10 to 1. That was the headline of an August 1998 story in the Northern Colorado Business Report, one of the forerunners to BizWest. The subject was the dominance of men on boards of directors of locally based public companies, which back then encompassed Larimer and Weld counties.
“Men outnumber women on the boards of locally based public companies by a margin of 69 to 7,” reporter Maggie Boys wrote. “Seven of the 12 companies studied have no women at all on their boards of directors.”
Almost 18 years later, BizWest performed a similar study, examining 27 companies either based in — or with ties to — the Boulder Valley and Northern Colorado, including Boulder, Broomfield, Larimer and Weld counties. The result? Men continue to dominate public-company board seats, at more than an 8-to-1 ratio.

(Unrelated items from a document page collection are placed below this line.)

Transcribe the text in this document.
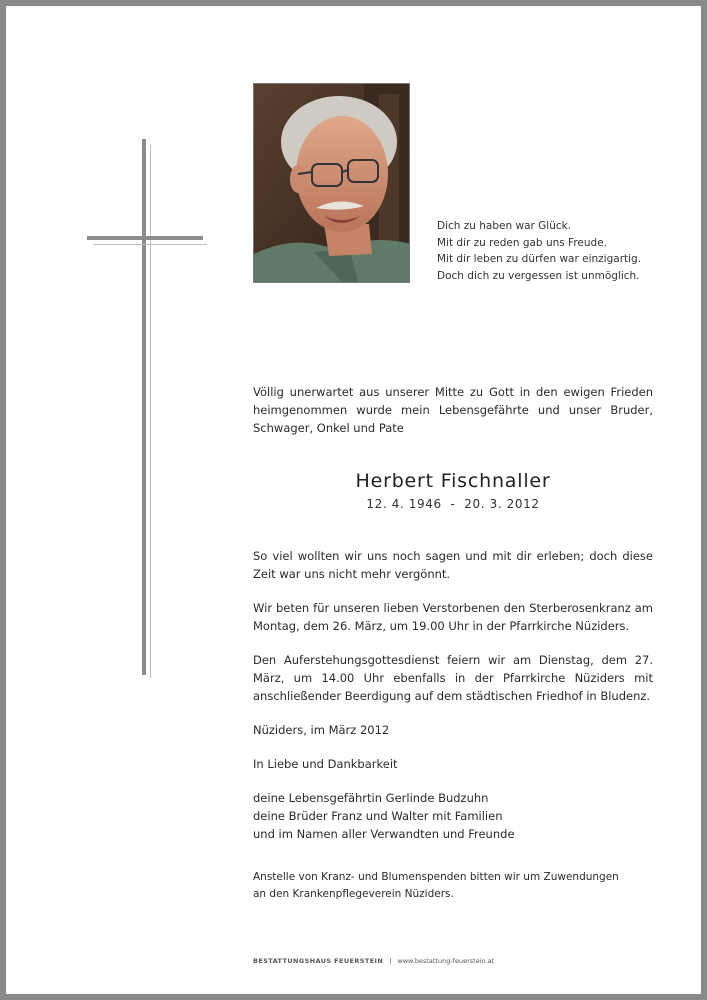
Dich zu haben war Glück.
Mit dir zu reden gab uns Freude.
Mit dir leben zu dürfen war einzigartig.
Doch dich zu vergessen ist unmöglich.
Völlig unerwartet aus unserer Mitte zu Gott in den ewigen Frieden heimgenommen wurde mein Lebensgefährte und unser Bruder, Schwager, Onkel und Pate
Herbert Fischnaller
12. 4. 1946  -  20. 3. 2012

So viel wollten wir uns noch sagen und mit dir erleben; doch diese Zeit war uns nicht mehr vergönnt.

Wir beten für unseren lieben Verstorbenen den Sterberosenkranz am Montag, dem 26. März, um 19.00 Uhr in der Pfarrkirche Nüziders.

Den Auferstehungsgottesdienst feiern wir am Dienstag, dem 27. März, um 14.00 Uhr ebenfalls in der Pfarrkirche Nüziders mit anschließender Beerdigung auf dem städtischen Friedhof in Bludenz.

Nüziders, im März 2012

In Liebe und Dankbarkeit

deine Lebensgefährtin Gerlinde Budzuhn
deine Brüder Franz und Walter mit Familien
und im Namen aller Verwandten und Freunde

Anstelle von Kranz- und Blumenspenden bitten wir um Zuwendungen
an den Krankenpflegeverein Nüziders.
BESTATTUNGSHAUS FEUERSTEIN | www.bestattung-feuerstein.at
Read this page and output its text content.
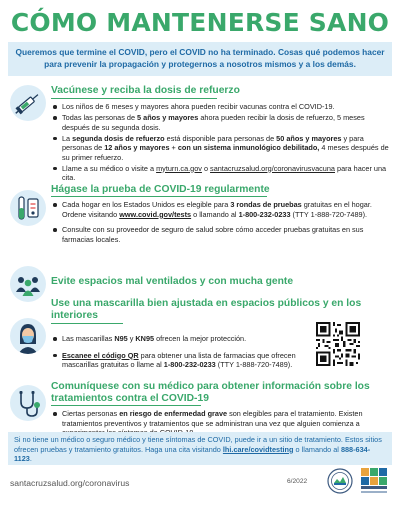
CÓMO MANTENERSE SANO
Queremos que termine el COVID, pero el COVID no ha terminado. Cosas qué podemos hacer para prevenir la propagación y protegernos a nosotros mismos y a los demás.
Vacúnese y reciba la dosis de refuerzo
Los niños de 6 meses y mayores ahora pueden recibir vacunas contra el COVID-19.
Todas las personas de 5 años y mayores ahora pueden recibir la dosis de refuerzo, 5 meses después de su segunda dosis.
La segunda dosis de refuerzo está disponible para personas de 50 años y mayores y para personas de 12 años y mayores + con un sistema inmunológico debilitado, 4 meses después de su primer refuerzo.
Llame a su médico o visite a myturn.ca.gov o santacruzsalud.org/coronavirusvacuna para hacer una cita.
Hágase la prueba de COVID-19 regularmente
Cada hogar en los Estados Unidos es elegible para 3 rondas de pruebas gratuitas en el hogar. Ordene visitando www.covid.gov/tests o llamando al 1-800-232-0233 (TTY 1-888-720-7489).
Consulte con su proveedor de seguro de salud sobre cómo acceder pruebas gratuitas en sus farmacias locales.
Evite espacios mal ventilados y con mucha gente
Use una mascarilla bien ajustada en espacios públicos y en los interiores
Las mascarillas N95 y KN95 ofrecen la mejor protección.
Escanee el código QR para obtener una lista de farmacias que ofrecen mascarillas gratuitas o llame al 1-800-232-0233 (TTY 1-888-720-7489).
Comuníquese con su médico para obtener información sobre los tratamientos contra el COVID-19
Ciertas personas en riesgo de enfermedad grave son elegibles para el tratamiento. Existen tratamientos preventivos y tratamientos que se administran una vez que alguien comienza a
Si no tiene un médico o seguro médico y tiene síntomas de COVID, puede ir a un sitio de tratamiento. Estos sitios ofrecen pruebas y tratamiento gratuitos. Haga una cita visitando lhi.care/covidtesting o llamando al 888-634-1123.
santacruzsalud.org/coronavirus	6/2022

Twelve companies have no women whatsoever on their boards, according to the most recent proxy statements on file with the Securities and Exchange Commission. 2020 Women on Boards, a national group that tracks Fortune 1000 companies and seeks to increase the percentage of women on boards to at least 20 percent by 2020, calls such companies “Z companies.” The “Z” stands for zero.

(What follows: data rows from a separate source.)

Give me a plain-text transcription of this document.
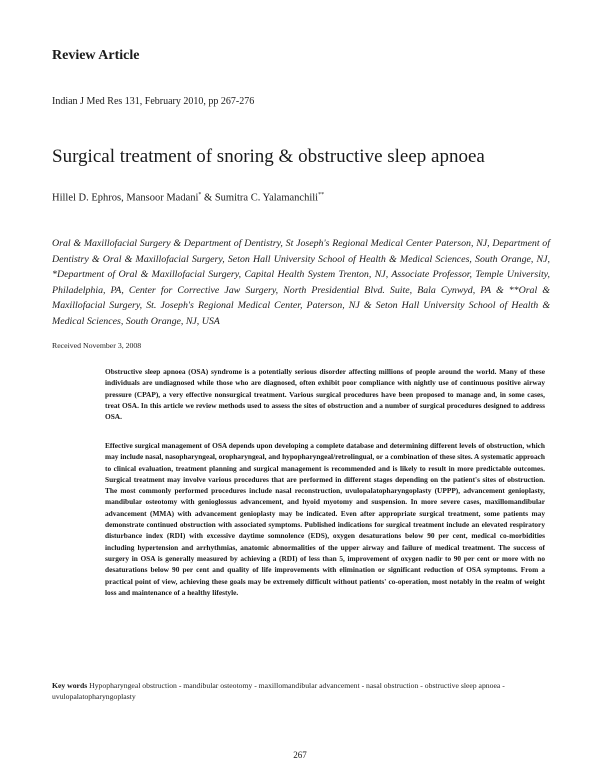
Review Article
Indian J Med Res 131, February 2010, pp 267-276
Surgical treatment of snoring & obstructive sleep apnoea
Hillel D. Ephros, Mansoor Madani* & Sumitra C. Yalamanchili**
Oral & Maxillofacial Surgery & Department of Dentistry, St Joseph's Regional Medical Center Paterson, NJ, Department of Dentistry & Oral & Maxillofacial Surgery, Seton Hall University School of Health & Medical Sciences, South Orange, NJ, *Department of Oral & Maxillofacial Surgery, Capital Health System Trenton, NJ, Associate Professor, Temple University, Philadelphia, PA, Center for Corrective Jaw Surgery, North Presidential Blvd. Suite, Bala Cynwyd, PA & **Oral & Maxillofacial Surgery, St. Joseph's Regional Medical Center, Paterson, NJ & Seton Hall University School of Health & Medical Sciences, South Orange, NJ, USA
Received November 3, 2008
Obstructive sleep apnoea (OSA) syndrome is a potentially serious disorder affecting millions of people around the world. Many of these individuals are undiagnosed while those who are diagnosed, often exhibit poor compliance with nightly use of continuous positive airway pressure (CPAP), a very effective nonsurgical treatment. Various surgical procedures have been proposed to manage and, in some cases, treat OSA. In this article we review methods used to assess the sites of obstruction and a number of surgical procedures designed to address OSA.
Effective surgical management of OSA depends upon developing a complete database and determining different levels of obstruction, which may include nasal, nasopharyngeal, oropharyngeal, and hypopharyngeal/retrolingual, or a combination of these sites. A systematic approach to clinical evaluation, treatment planning and surgical management is recommended and is likely to result in more predictable outcomes. Surgical treatment may involve various procedures that are performed in different stages depending on the patient's sites of obstruction. The most commonly performed procedures include nasal reconstruction, uvulopalatopharyngoplasty (UPPP), advancement genioplasty, mandibular osteotomy with genioglossus advancement, and hyoid myotomy and suspension. In more severe cases, maxillomandibular advancement (MMA) with advancement genioplasty may be indicated. Even after appropriate surgical treatment, some patients may demonstrate continued obstruction with associated symptoms. Published indications for surgical treatment include an elevated respiratory disturbance index (RDI) with excessive daytime somnolence (EDS), oxygen desaturations below 90 per cent, medical co-morbidities including hypertension and arrhythmias, anatomic abnormalities of the upper airway and failure of medical treatment. The success of surgery in OSA is generally measured by achieving a (RDI) of less than 5, improvement of oxygen nadir to 90 per cent or more with no desaturations below 90 per cent and quality of life improvements with elimination or significant reduction of OSA symptoms. From a practical point of view, achieving these goals may be extremely difficult without patients' co-operation, most notably in the realm of weight loss and maintenance of a healthy lifestyle.
Key words Hypopharyngeal obstruction - mandibular osteotomy - maxillomandibular advancement - nasal obstruction - obstructive sleep apnoea - uvulopalatopharyngoplasty
267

BizWest looked beyond the Fortune 1000, examining all public companies based in the region, including a couple of companies that have been acquired since filing their last proxy statements, and including a couple of companies formerly based in the region but still with a large local presence.
(Find the “Zero companies” — as well as those doing better — on page 10 of this edition.)
There are some bright spots. Loveland-based Heska Corp., which had zero female board members in 1998, now tops the list, at 50 percent women. Zayo Group Holdings Inc. of Boulder and Gaiam Inc. of Louisville both stand strong at 37.5 percent women. WhiteWave Foods Co., based in Denver but with hundreds of Broomfield employees, stands at 28.6 percent women. And Vail Resorts Inc., based in Broomfield, has a solid 25 percent women.
Officials at public companies point to many reasons for the disparity, including the lack of women in certain industries. But Heska’s chief operating officer, Jason Napolitano, said this to reporter Paula Aven Gladych: “You don’t have to have someone on the board with industry experience. Sometimes it is useful to have someone from outside the industry who doesn’t have lessons to unlearn about that industry’s lore. They bring a fresh perspective.”
The company has come a long way from August 1998, when Lynnor Stevenson, a founder and director of the then-young Heska Corp., said the Heska board was originally composed of founders, who had technical expertise.
“And then we got an investment,” Stevenson said. “They put someone on (the board) who was a man. Then we got another investment, and they put someone on who was a man. Then we merged with another company, and their representative was a man.”
But Heska took the leap. Perhaps other public companies could learn from their example.